Is everyone else right about English pet peeves?
Dear Annie: I considered myself an average student after graduating high school in 1970, and I have been very successful in my 36-year career as an insurance investigator. I have dealt with a wide range of cultures. I feel I’m of average intelligence and probably below average in my English and grammar skills — yet I find it amazing how most destroy the English language in everyday conversation. For instance, the use of the word “everybody.” I usually dismiss any statement beginning with “Everybody,” because about the only time that would apply is when saying that everybody has to breathe to live. At least 99 percent of the time, the mention of “everybody” or “everyone” is wrong.

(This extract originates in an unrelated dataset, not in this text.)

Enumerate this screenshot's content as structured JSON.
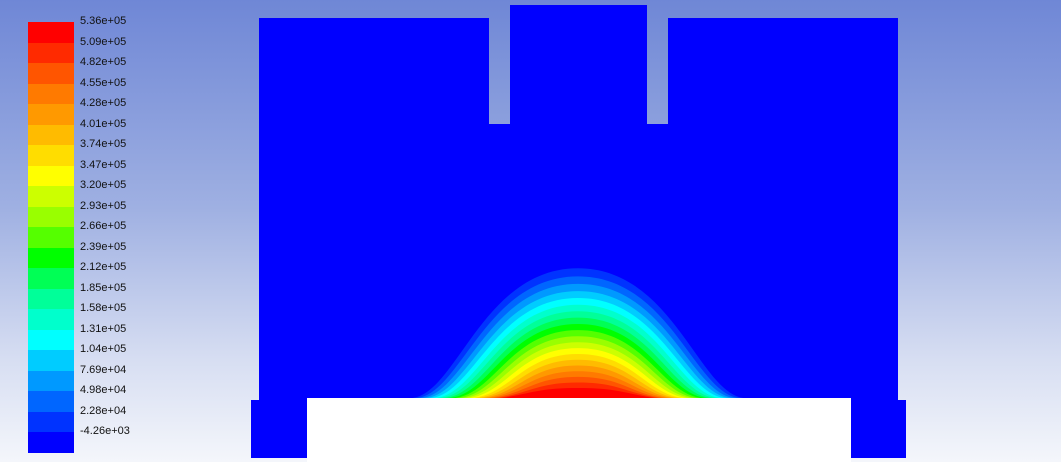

I also have a problem with the phrases “I’ll be honest with you” and “to tell you the truth.” When a person is talking with you and all of a sudden he says “well, to be honest,” it is like, what has he been doing all this time, lying? Also, I can’t stand it when I ask someone whether she would mind my doing something and she says “yes” when she really means she would not mind.

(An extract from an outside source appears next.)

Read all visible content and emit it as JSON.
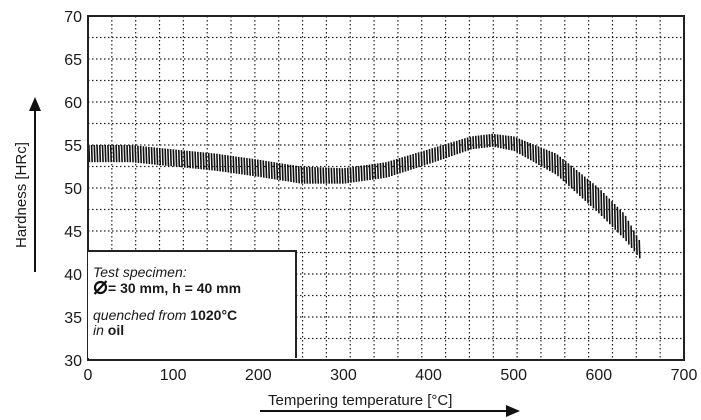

These things occur in not only person-to-person conversations but also TV and radio commercials. Can you agree with this, or am I really below average and EVERYBODY is actually right? — AAGG in Ohio
Dear AAGG: Do you know there are some people who can’t stand the use of the word “like” as you used it? I say that not to shame you but to point out that while many of us have grammatical pet peeves (mine is the phrase “I could care less”), few, if any, of us have perfect grammar. Keeping this in mind might make conversations more bearable.
Dear Annie: My wife and I had a fairly active and adventurous sex life for the first few years of our marriage. We’ve now been married for 10 years, and for the past several years, things have gotten pretty dull. Though we’re still intimate regularly, it’s monotonous. She seems fine with that. I’ve asked her to do certain things (that we used to do), but she’s unwilling. I never try to force her, but I am feeling hurt and at a loss as to why she’s changed. I am in shape and take care of my body. What could be the problem? — Rejected
Dear Rejected: First, stop taking this as a personal rejection. It puts you in a place of self-pity and her in a place of defensiveness — an impossible angle from which to communicate. Second, accept that you’re not entitled to anything. Her not wanting to do something is reason enough. Preferences change, and just because she liked something 10 years ago doesn’t mean she has to like it now.
Keeping all that in mind, have you tried actually asking her what’s up? I mean really asking, not complaining. If not, that’s a good next step. Do so at a neutral time, outside the bedroom. At the end of the day, what matters is that you love each other and communicate.